Conditions: – In order to rely on the Proposed Exemption, the portal must ensure that:

  1. It makes the Important Risk Warnings document and the offering document separately available to investors electronically online.
  2. It does not allow the investment until the investor confirms online that they have read and understood the offering document and the Important Risk Warnings.
  3. It does not release any funds until the minimum offering amount has been raised and, until that time, all funds received for the offering are held in trust for investors.
  4. When the offering is closed, the portal provides the issuer with the details of the investor (e.g., name, address, e-mail etc.) within 15 days of the closing of the offering.
  5. Issuers and investors have an address in Saskatchewan.

Analysis

The Proposed Exemption is a ‘regulatory-lite’ approach for equity Crowdfunding since portals are not required to be registered as a dealer or adviser with the FCAA, there are no financial statement requirements and small dollar amounts are at risk which limits the extent of any potential for fraud and loss.
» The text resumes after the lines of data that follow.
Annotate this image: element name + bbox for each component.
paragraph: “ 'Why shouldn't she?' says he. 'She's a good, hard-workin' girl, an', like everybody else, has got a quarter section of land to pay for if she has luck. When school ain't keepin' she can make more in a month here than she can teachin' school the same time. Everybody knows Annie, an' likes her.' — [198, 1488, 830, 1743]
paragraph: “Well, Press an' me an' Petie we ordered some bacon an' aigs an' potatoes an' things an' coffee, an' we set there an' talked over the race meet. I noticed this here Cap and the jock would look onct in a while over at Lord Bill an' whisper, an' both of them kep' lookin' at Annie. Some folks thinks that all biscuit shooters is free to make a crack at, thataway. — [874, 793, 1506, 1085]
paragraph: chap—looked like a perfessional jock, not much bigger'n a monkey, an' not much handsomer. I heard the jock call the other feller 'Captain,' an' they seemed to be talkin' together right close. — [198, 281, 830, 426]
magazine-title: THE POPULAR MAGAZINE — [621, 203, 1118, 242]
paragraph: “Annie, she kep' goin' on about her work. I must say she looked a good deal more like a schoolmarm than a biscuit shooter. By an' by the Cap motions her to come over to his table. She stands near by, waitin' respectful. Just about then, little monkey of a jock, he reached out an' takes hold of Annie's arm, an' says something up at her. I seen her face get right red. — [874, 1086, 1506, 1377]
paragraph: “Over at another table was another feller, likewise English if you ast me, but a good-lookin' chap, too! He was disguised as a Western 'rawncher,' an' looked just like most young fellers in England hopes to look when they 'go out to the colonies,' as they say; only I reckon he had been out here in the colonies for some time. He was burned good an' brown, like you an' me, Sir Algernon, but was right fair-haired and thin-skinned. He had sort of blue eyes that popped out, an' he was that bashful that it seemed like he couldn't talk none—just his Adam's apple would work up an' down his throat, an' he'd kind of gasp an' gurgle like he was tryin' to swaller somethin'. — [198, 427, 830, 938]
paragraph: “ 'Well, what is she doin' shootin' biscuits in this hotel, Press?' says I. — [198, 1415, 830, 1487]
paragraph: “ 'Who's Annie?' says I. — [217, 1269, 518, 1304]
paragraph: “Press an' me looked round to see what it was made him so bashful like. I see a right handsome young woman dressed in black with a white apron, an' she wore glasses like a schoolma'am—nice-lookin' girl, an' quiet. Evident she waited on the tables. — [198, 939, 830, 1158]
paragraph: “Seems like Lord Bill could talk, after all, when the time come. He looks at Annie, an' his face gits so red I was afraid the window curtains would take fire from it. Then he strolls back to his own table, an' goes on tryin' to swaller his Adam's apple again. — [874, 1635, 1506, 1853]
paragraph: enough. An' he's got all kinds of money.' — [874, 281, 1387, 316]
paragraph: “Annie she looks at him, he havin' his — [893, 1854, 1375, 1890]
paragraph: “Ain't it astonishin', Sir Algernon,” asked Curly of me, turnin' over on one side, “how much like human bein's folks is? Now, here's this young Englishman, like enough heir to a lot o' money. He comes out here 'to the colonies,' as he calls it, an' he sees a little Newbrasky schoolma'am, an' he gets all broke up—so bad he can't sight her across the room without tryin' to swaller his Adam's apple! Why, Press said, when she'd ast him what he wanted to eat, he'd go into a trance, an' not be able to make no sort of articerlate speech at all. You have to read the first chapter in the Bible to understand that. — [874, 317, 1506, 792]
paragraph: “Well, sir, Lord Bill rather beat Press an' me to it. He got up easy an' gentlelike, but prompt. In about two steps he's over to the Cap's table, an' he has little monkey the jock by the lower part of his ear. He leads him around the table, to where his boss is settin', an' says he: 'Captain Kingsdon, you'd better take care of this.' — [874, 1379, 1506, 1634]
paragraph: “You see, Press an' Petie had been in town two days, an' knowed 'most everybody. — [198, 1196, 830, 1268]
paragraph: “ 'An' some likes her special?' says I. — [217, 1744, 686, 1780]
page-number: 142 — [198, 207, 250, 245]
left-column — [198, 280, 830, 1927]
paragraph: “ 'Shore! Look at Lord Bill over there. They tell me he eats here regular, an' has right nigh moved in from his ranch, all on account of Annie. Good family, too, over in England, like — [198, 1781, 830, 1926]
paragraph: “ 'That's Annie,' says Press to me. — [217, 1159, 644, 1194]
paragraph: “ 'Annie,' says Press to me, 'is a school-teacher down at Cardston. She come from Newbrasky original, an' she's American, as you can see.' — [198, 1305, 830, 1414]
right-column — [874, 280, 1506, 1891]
However, some market participants may be concerned that the Proposed Exemption does not impose any liability on the portal since it is unregistered. This would be particularly concerning if a fraud occurs on its platform. Moreover, the public may incorrectly believe the FCCA has passed on the merits of the offering and the people involved since the FCCA: (a) will perform background checks on key individuals involved with the issuer; and (b) reviews the issuer’s offering document prior to posting it on the portal’s website.

Regardless of one’s view, if the Proposed Exemption is adopted, Saskatchewan will be the first jurisdiction in Canada to have a specific equity Crowdfunding exemption. Saskatchewan would then join the ranks of certain states, such as Kansas and Georgia, who have similarly adopted an equity Crowdfunding exemption, albeit an intra-state equity Crowdfunding exemption.